Only time would tell.
But the more I started actually trying explain it to people, the less comfortable it became. It started earlier this week, when I dropped by my former workplace to have lunch with a colleague and say hello. Then yesterday I had dinner with a high school acquaintance I’d not seen in over 15 years. Now, in a few days, I’ll head back East for a family reunion, which is only bound to bring more questions.
What am I doing, after all? The short answer: following my gut.
Many writers and artists before me have made far more drastic career sacrifices than I have in order to continue doing what they love.
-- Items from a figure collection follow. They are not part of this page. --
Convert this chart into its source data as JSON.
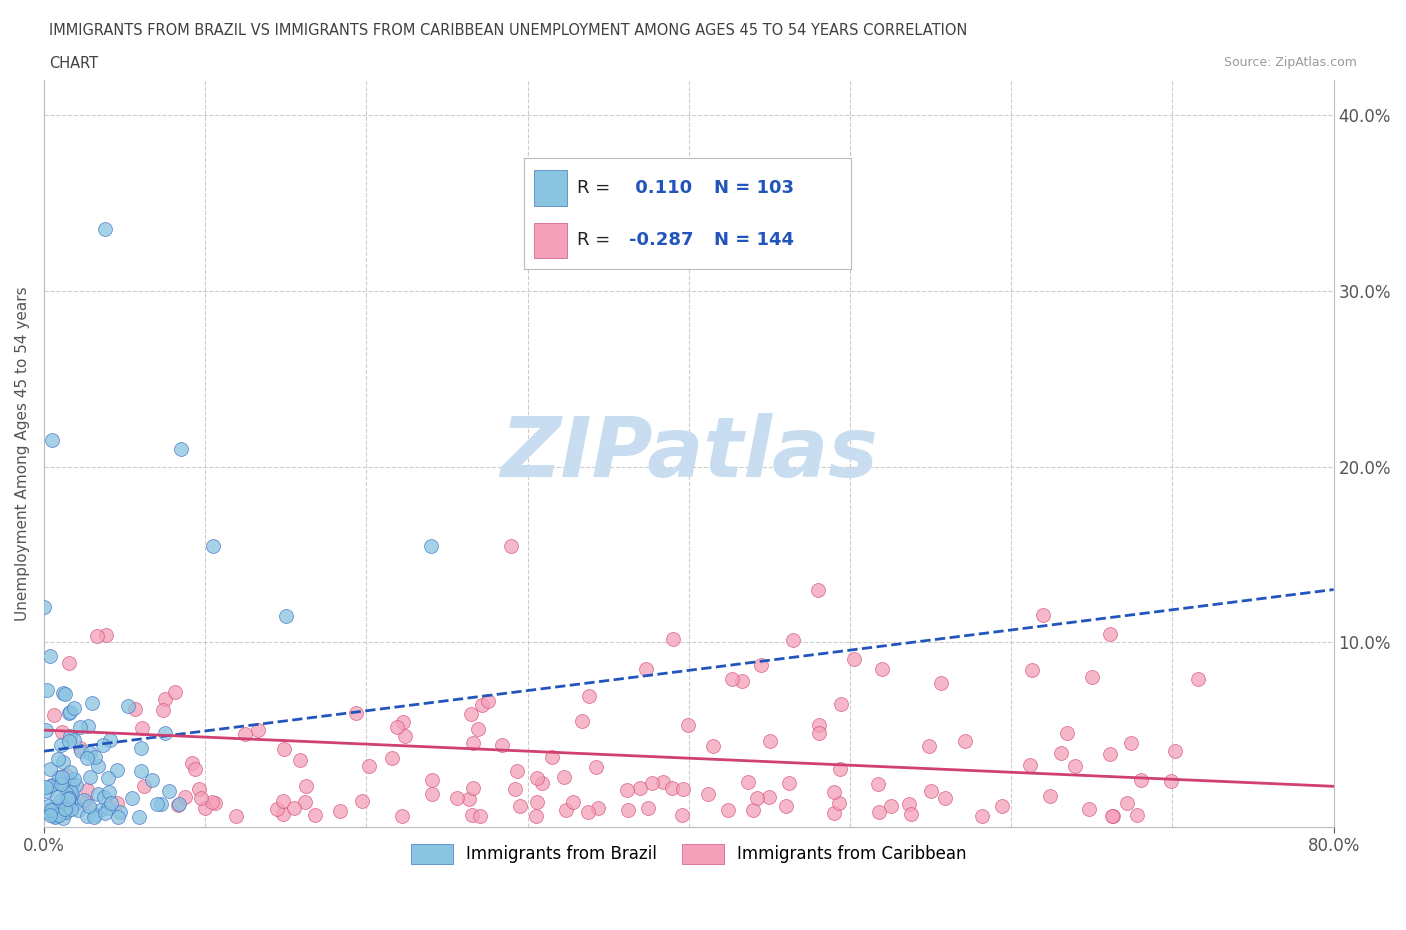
{
  "title_line1": "IMMIGRANTS FROM BRAZIL VS IMMIGRANTS FROM CARIBBEAN UNEMPLOYMENT AMONG AGES 45 TO 54 YEARS CORRELATION",
  "title_line2": "CHART",
  "source_text": "Source: ZipAtlas.com",
  "ylabel": "Unemployment Among Ages 45 to 54 years",
  "xlim": [
    0.0,
    0.8
  ],
  "ylim": [
    -0.005,
    0.42
  ],
  "brazil_color": "#89c4e1",
  "brazil_edge_color": "#4472c4",
  "caribbean_color": "#f4a0b8",
  "caribbean_edge_color": "#d45080",
  "brazil_R": 0.11,
  "brazil_N": 103,
  "caribbean_R": -0.287,
  "caribbean_N": 144,
  "brazil_trend_color": "#2255bb",
  "caribbean_trend_color": "#d04070",
  "watermark_color": "#c8ddf0",
  "background_color": "#ffffff",
  "grid_color": "#cccccc",
  "title_color": "#404040",
  "tick_color": "#4472c4",
  "ytick_values": [
    0.1,
    0.2,
    0.3,
    0.4
  ],
  "ytick_labels": [
    "10.0%",
    "20.0%",
    "30.0%",
    "40.0%"
  ],
  "brazil_trend_start_y": 0.038,
  "brazil_trend_end_y": 0.13,
  "caribbean_trend_start_y": 0.05,
  "caribbean_trend_end_y": 0.018
}
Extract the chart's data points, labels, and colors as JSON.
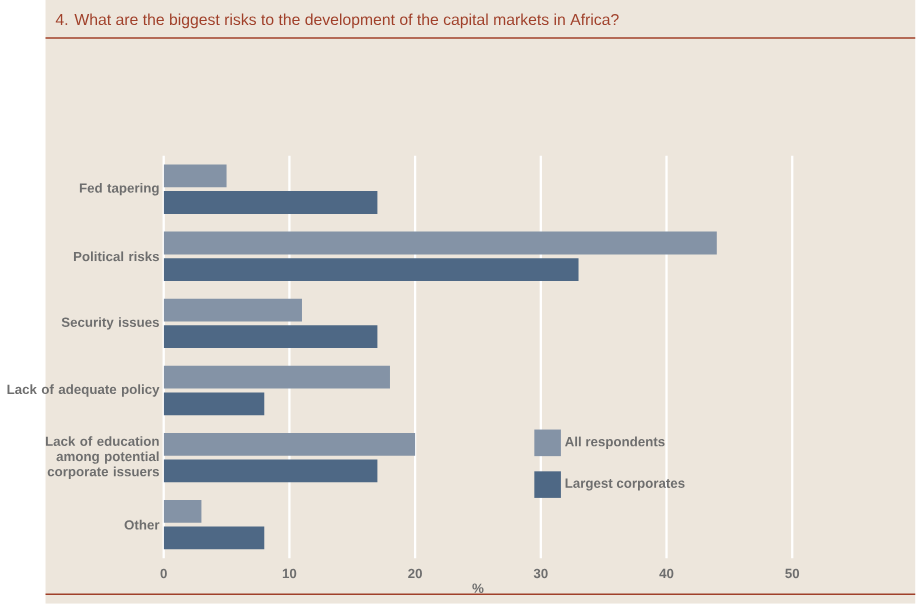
{
  "chart_data": {
    "type": "bar",
    "orientation": "horizontal",
    "title": "4. What are the biggest risks to the development of the capital markets in Africa?",
    "xlabel": "%",
    "categories": [
      "Fed tapering",
      "Political risks",
      "Security issues",
      "Lack of adequate policy",
      "Lack of education among potential corporate issuers",
      "Other"
    ],
    "series": [
      {
        "name": "All respondents",
        "color": "#8493a6",
        "values": [
          5,
          44,
          11,
          18,
          20,
          3
        ]
      },
      {
        "name": "Largest corporates",
        "color": "#4e6885",
        "values": [
          17,
          33,
          17,
          8,
          17,
          8
        ]
      }
    ],
    "xlim": [
      0,
      50
    ],
    "xticks": [
      0,
      10,
      20,
      30,
      40,
      50
    ],
    "grid": "x",
    "legend": "right"
  }
}
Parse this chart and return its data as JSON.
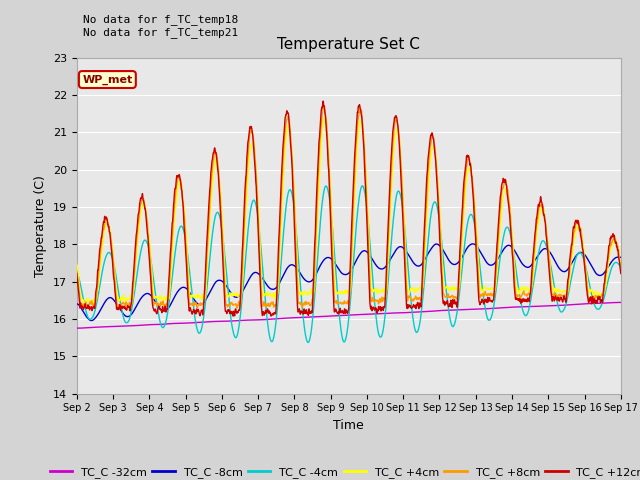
{
  "title": "Temperature Set C",
  "xlabel": "Time",
  "ylabel": "Temperature (C)",
  "ylim": [
    14.0,
    23.0
  ],
  "yticks": [
    14.0,
    15.0,
    16.0,
    17.0,
    18.0,
    19.0,
    20.0,
    21.0,
    22.0,
    23.0
  ],
  "annotation_text": "No data for f_TC_temp18\nNo data for f_TC_temp21",
  "wp_met_label": "WP_met",
  "legend_entries": [
    "TC_C -32cm",
    "TC_C -8cm",
    "TC_C -4cm",
    "TC_C +4cm",
    "TC_C +8cm",
    "TC_C +12cm"
  ],
  "legend_colors": [
    "#cc00cc",
    "#0000cc",
    "#00cccc",
    "#ffff00",
    "#ff9900",
    "#cc0000"
  ],
  "fig_bg_color": "#d4d4d4",
  "plot_bg_color": "#e8e8e8",
  "grid_color": "#ffffff",
  "xtick_labels": [
    "Sep 2",
    "Sep 3",
    "Sep 4",
    "Sep 5",
    "Sep 6",
    "Sep 7",
    "Sep 8",
    "Sep 9",
    "Sep 10",
    "Sep 11",
    "Sep 12Sep",
    "Sep 13",
    "Sep 14",
    "Sep 15",
    "Sep 16",
    "Sep 17"
  ]
}
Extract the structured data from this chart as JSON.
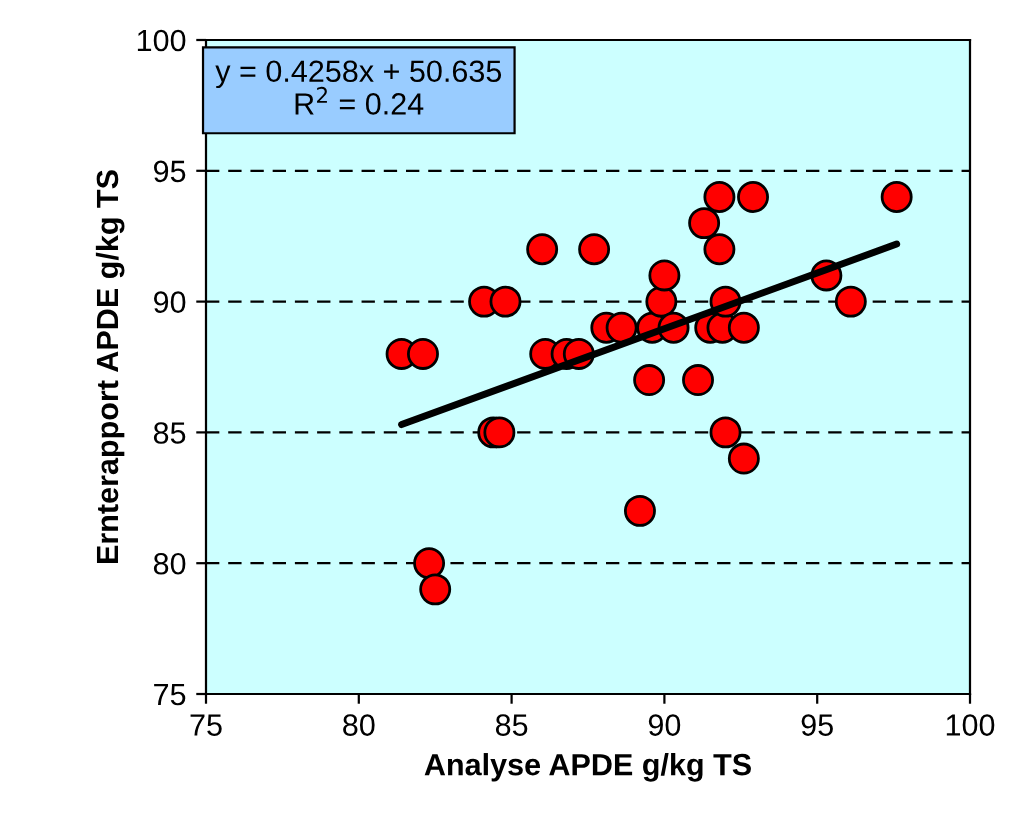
{
  "chart_data": {
    "type": "scatter",
    "xlabel": "Analyse APDE g/kg TS",
    "ylabel": "Ernterapport APDE g/kg TS",
    "xlim": [
      75,
      100
    ],
    "xticks": [
      75,
      80,
      85,
      90,
      95,
      100
    ],
    "ylim": [
      75,
      100
    ],
    "yticks": [
      75,
      80,
      85,
      90,
      95,
      100
    ],
    "grid": "y",
    "annotations": [
      "y = 0.4258x + 50.635\nR$^{2}$ = 0.24"
    ],
    "series": [
      {
        "marker": "circle",
        "color": "#ff0000",
        "x": [
          81.4,
          82.1,
          82.3,
          82.5,
          84.1,
          84.4,
          84.6,
          84.8,
          86.0,
          86.1,
          86.8,
          87.2,
          87.7,
          88.1,
          88.6,
          89.2,
          89.5,
          89.6,
          89.9,
          90.0,
          90.3,
          91.1,
          91.3,
          91.5,
          91.8,
          91.8,
          91.9,
          92.0,
          92.0,
          92.6,
          92.6,
          92.9,
          95.3,
          96.1,
          97.6
        ],
        "values": [
          88,
          88,
          80,
          79,
          90,
          85,
          85,
          90,
          92,
          88,
          88,
          88,
          92,
          89,
          89,
          82,
          87,
          89,
          90,
          91,
          89,
          87,
          93,
          89,
          92,
          94,
          89,
          85,
          90,
          84,
          89,
          94,
          91,
          90,
          94
        ]
      },
      {
        "type": "line",
        "marker": "none",
        "color": "#000000",
        "x": [
          81.4,
          97.6
        ],
        "values": [
          85.3,
          92.2
        ]
      }
    ]
  }
}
I remember reading Everybody into the Pool, a terrific collection of essays by SF native writer and Porchlight founder Beth Lisick, who recounts a stream of ridiculous jobs she took to support her writing—including one for which she dressed like a banana and roamed the streets of San Francisco. I have to say, I admire this dedication. I have no idea how she explained the banana suit to curious friends or relatives. Perhaps she didn’t feel the need to … and perhaps that is the key.
I hope that if it ever comes down to a banana suit or a soul-less 9-to-5 grind, I will choose the banana suit. If nothing else, perhaps the absurdity of it all will inspire me to go home, strip down, salute the sun, and scrawl out a story or two.